Anm. FS: Ein hochkomplexes Thema, das ganze Fachbücher füllen könnte. Es kann im Rahmen dieses kleinen Blogs nur sehr unvollständig angerissen werden, wobei trotzdem deutlich wird, dass manche Ereignisse nicht einfach vom Himmel gefallen sind und eine lange Vorgeschichte machtpolitischer Interessenkonstellationen haben.
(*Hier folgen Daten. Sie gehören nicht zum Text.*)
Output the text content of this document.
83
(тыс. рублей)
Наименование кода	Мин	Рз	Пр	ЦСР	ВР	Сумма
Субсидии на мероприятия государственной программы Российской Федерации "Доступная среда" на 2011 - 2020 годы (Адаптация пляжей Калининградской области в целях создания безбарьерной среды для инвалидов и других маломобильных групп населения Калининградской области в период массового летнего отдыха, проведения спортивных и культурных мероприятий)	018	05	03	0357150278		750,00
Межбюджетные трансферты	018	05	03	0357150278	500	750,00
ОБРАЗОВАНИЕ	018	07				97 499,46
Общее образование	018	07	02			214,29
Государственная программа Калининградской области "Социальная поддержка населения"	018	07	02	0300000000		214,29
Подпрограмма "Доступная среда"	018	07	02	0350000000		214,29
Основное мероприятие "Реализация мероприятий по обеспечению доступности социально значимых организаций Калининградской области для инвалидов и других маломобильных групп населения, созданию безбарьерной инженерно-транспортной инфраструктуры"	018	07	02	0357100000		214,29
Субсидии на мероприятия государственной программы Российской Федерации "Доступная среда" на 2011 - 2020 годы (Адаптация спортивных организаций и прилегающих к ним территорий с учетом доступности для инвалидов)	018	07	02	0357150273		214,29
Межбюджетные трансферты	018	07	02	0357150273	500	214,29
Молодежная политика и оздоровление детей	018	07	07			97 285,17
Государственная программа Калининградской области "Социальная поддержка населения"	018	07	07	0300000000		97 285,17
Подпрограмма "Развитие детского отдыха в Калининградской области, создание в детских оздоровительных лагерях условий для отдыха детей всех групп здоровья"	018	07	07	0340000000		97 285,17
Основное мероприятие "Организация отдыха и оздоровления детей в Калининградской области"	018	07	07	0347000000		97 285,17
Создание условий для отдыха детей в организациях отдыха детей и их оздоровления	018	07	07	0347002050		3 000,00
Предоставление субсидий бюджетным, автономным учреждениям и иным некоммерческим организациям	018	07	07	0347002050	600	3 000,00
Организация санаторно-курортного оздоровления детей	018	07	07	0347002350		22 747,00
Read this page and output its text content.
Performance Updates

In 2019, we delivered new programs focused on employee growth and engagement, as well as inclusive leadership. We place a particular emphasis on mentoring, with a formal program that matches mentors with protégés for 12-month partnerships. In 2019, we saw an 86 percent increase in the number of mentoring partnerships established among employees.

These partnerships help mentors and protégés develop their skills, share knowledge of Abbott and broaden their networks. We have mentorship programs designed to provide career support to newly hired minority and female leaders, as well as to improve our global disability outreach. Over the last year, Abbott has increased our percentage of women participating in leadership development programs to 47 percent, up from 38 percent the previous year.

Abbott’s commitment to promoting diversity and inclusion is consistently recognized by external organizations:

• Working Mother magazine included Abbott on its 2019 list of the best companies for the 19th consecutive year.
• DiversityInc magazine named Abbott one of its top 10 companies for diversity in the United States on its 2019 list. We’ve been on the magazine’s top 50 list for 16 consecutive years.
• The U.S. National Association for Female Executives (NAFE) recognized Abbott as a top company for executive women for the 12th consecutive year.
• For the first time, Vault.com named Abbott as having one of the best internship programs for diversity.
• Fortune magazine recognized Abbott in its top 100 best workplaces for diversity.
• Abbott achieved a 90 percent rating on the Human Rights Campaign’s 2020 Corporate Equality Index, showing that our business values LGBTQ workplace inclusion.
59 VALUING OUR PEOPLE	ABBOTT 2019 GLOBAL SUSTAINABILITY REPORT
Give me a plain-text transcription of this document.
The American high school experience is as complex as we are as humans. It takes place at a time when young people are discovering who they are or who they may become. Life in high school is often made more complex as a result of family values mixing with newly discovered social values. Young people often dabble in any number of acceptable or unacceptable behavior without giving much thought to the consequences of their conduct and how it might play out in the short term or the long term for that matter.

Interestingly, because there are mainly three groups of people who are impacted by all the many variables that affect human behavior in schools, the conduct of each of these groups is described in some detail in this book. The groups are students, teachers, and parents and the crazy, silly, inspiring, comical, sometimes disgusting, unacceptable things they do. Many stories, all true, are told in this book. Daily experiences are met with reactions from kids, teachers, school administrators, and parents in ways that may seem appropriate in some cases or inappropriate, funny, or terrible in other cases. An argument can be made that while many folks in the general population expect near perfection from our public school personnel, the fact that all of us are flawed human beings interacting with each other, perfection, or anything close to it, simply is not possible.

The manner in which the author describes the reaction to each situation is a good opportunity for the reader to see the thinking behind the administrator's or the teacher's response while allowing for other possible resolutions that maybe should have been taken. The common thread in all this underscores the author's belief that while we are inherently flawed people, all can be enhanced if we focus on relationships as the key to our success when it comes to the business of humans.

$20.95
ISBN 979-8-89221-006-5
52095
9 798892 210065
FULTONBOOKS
Das US-amerikanische Zeitalter zerbröckelt
Kein Land der Erde investiert so viel Geld in Rüstung und Militär, wie die USA. Kein Land der Erde hat rund um den Globus so viele militärische Interventionen und völkerrechtswidrige Kriege getätigt, wie die USA. Kein Land der Erde unterhält so viele militärische Stützpunkte rund um den Globus, wie die USA. Und kein Land der Erde hat so viele andere Länder in Abhängigkeit gebracht und Vasallenstaaten um sich geschart, wie die USA. Keine Frage, die Vereinigten Staaten von Amerika haben sich zur alles beherrschenden Supermacht aufgeschwungen und tun alles dafür, dass es so bleibt. Und dass lässt man sich etwas kosten – auch Menschenleben: Über 20 Millionen Menschenleben haben US-Kriege seit Ende des 2. Weltkrieges gekostet.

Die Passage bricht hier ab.